The Dryad paper's baijia entry is http://baijia.info/showthread.php?tid=20...http://baijia.info/showthread.php?tid=203&highl
Dryad
The fundamental difference between Dryad and MapReduce is that a Dryad application may specify an arbitrary communication DAG rather than requiring a sequence of map/distribute/sort/reduce operations. In particular, graph vertices may consume multiple inputs, and generate multiple outputs, of different types. For many applications this simplifies the mapping from algorithm to implementation.
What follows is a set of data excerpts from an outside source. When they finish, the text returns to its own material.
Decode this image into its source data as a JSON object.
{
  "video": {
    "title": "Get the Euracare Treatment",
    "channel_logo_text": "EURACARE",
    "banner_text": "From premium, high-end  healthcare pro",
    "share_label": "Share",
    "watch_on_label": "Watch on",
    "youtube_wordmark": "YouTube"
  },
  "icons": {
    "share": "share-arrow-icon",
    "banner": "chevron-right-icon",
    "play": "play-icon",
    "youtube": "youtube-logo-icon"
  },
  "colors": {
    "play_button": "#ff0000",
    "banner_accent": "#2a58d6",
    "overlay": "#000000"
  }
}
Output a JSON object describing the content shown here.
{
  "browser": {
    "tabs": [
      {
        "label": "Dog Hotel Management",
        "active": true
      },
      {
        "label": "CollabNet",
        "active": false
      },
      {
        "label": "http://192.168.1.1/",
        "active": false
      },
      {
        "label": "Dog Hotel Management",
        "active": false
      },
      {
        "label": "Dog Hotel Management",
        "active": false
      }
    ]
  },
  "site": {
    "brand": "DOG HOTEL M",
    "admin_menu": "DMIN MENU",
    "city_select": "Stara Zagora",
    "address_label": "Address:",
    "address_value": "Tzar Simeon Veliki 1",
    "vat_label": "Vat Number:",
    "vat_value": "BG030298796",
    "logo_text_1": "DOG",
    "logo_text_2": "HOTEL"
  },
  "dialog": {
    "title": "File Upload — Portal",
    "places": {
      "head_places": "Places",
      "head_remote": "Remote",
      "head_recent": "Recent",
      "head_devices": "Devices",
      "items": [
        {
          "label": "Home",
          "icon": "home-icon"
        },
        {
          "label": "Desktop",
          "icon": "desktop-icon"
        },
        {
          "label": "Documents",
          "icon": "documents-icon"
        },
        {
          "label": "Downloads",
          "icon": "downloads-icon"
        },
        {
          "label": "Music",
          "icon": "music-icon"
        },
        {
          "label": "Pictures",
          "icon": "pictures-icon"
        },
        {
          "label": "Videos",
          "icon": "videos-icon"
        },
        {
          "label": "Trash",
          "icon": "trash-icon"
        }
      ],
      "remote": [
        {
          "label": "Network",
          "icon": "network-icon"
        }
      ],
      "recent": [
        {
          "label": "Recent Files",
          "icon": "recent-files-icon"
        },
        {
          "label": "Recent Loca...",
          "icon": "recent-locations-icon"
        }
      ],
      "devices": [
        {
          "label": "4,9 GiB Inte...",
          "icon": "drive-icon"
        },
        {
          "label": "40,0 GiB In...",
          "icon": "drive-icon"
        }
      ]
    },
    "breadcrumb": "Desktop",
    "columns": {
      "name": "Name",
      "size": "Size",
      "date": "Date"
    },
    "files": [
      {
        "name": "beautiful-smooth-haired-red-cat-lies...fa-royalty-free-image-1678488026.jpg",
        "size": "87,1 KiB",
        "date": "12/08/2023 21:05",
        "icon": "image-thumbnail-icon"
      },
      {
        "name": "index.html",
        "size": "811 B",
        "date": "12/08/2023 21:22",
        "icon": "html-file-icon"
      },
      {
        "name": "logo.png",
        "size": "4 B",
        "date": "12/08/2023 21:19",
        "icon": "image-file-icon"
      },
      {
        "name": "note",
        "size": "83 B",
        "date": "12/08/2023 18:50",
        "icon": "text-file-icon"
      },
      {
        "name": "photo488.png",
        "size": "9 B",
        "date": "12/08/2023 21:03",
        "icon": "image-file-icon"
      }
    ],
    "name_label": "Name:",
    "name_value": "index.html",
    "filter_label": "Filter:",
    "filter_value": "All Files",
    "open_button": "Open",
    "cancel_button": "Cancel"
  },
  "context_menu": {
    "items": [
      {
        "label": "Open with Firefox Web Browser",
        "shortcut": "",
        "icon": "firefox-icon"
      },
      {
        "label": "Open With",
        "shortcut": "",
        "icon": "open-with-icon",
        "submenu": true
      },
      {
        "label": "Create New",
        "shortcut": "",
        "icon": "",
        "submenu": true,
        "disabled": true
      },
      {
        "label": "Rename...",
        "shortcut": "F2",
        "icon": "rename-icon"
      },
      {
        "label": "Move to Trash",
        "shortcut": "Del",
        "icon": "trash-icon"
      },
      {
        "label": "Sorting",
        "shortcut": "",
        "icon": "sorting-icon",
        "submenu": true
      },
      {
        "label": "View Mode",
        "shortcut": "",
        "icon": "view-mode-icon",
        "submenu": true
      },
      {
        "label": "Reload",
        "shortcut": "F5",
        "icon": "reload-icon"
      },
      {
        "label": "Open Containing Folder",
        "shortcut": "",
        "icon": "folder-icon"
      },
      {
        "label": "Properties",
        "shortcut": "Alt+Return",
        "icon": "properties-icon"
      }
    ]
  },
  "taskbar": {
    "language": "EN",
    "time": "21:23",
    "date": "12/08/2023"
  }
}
Moreover, they exploit TCP pipes, build on a greater library of basic subroutines, and shared memory for data edges. These can bring much performance gains. Basically, it is more general than MapReduce.

DryadLINQ
A DryradLINQ program take use of LINQ expressions performing arbitrary side-effect-free transformations on datasets, and can be written and debugged using standard .NET development tools. So using a DryadLINQ program is more convenient, since it can automatically and transparently translates the data parallel portions of the program into a distributed execution plan which is passed to Dryad execution platform.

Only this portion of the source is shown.